キーワードは"プログラミング的思考"
さて、もう一方のトピックスでもあるプログラミング講座に関してだが、ジャストシステムでは“プログラミング的思考”というキーワードに沿って展開していくとジャストシステムILS事業部開発部の廣庭雅一氏は壇上で述べた。
まず冒頭で、昨今プログラミング教育というキーワードについて、コーディングを覚える・できるようになることがプログラミング教育の目的であると誤解されているのではと述べ、実際に文部科学省が策定した「小学校学習指導要領解説 総則編」では“時代を越えて普遍的に求められる「プログラミング的思考」の育成が重要”とされていることを紹介。「スマイルゼミ」においても、課題解決のための手順を考える学習内容となっている。
例えば、「水槽に水を入れる」といった大雑把な課題に対して
「水を入れる容器を用意する」
「水道で水を容器に入れる」
「水槽まで水を入れた容器を持っていく」
といった、課題解決に繋がる具体的な手順を考えることでプログラミング的思考を育んでいくという。発表会では小学校2年生向けの教材を用いたデモンストレーションが行われたが、実際にひとつひとつの行動を自ら選択し、プログラミングするかのように行動を積み重ねていくことで課題を解決していく内容となっていた。手を動かし試行錯誤を繰り返しながら、ひとつの課題に対して必要なアプローチの手段を考える能力を養う。これが、ジャストシステムが考える“プログラミング的思考”の学習に対する解だ。
また、既存教科の学習理解を深める上でも、このプログラミング的思考は大いに役立つ。デモンストレーションで公開された水槽に水を入れる小学校2年生向け算数の教材では、リットル、デシリットル、ミリリットルの関係性についてプログラミング的思考を駆使しながら理解を深める内容となっている。

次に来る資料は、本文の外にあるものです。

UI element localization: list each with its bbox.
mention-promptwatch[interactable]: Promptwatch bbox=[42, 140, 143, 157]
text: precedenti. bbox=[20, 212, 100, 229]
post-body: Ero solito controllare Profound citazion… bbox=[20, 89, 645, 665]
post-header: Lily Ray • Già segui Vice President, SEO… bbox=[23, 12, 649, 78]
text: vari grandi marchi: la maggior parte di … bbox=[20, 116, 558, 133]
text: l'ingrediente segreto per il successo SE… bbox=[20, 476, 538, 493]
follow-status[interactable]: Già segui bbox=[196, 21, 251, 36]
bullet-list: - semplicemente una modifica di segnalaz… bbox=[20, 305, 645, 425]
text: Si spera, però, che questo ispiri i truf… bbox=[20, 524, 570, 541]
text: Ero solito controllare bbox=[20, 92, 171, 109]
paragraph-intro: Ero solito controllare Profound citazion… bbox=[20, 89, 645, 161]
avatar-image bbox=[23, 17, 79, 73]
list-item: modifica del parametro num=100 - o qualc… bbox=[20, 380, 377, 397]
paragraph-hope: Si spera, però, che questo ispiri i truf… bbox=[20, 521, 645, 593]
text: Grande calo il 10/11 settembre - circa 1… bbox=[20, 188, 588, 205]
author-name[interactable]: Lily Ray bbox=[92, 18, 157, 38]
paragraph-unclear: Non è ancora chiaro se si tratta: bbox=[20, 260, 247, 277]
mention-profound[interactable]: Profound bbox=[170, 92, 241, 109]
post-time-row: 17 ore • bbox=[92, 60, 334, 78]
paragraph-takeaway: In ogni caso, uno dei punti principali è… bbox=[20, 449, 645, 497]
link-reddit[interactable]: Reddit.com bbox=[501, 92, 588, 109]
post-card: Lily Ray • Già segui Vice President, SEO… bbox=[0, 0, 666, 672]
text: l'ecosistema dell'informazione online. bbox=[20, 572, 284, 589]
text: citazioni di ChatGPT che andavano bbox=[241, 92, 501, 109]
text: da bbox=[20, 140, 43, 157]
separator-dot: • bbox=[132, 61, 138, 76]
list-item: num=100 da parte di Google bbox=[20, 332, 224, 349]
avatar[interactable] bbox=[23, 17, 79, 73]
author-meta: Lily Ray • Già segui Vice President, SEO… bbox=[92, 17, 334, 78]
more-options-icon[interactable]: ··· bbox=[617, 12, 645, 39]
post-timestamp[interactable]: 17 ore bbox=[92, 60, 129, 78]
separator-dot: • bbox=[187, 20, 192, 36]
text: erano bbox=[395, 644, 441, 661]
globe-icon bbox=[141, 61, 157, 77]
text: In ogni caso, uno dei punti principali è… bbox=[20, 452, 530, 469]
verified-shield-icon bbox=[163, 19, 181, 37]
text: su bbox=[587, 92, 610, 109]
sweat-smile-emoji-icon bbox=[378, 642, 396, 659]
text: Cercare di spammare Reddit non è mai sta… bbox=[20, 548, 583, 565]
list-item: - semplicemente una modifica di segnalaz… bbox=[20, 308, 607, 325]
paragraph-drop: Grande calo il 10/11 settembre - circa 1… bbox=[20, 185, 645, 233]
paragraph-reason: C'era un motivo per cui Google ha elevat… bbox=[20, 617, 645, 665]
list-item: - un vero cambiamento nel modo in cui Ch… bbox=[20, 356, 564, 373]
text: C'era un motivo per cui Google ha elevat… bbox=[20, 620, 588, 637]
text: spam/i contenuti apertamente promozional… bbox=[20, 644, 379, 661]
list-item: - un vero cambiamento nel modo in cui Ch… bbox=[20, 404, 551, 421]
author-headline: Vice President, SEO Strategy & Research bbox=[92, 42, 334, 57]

例を挙げると「4リットルの水は何デシリットルか?」という課題に対して、「8デシリットルのバケツで5回水をくめば4リットルになる」ということを、プログラミングを通して教材のなかで体験していくことで理解を深めることが可能となる。もちろん、家庭学習用教材「スマイルゼミ」だから、チュートリアルを経て問題を解き応用問題にチャレンジしてみる、といった一連の流れをひとりで楽しく取り組むことができる。発表会では「算数×プログラミング」のデモンストレーションだったが、「理科+社会×プログラミング」「音楽×プログラミング」「家庭科×プログラミング」といったかたちで各教科について2018年7月以降展開されるとのことだ。
小学生の段階から、課題に対して解決するための手段を考え実際に手を動かしてみる、という学習スタイルに慣れ親しんでおくことにより、実際の社会生活において役立つ思考力の育成を狙うジャストシステムの「スマイルゼミ」。コーディング手法を学ぶプログラミング学習とは異なり、課題解決能力の底上げや課題解決のための手段の多様性を育むことが可能となっており、「人間力の育成」に重きが置かれているように感じた。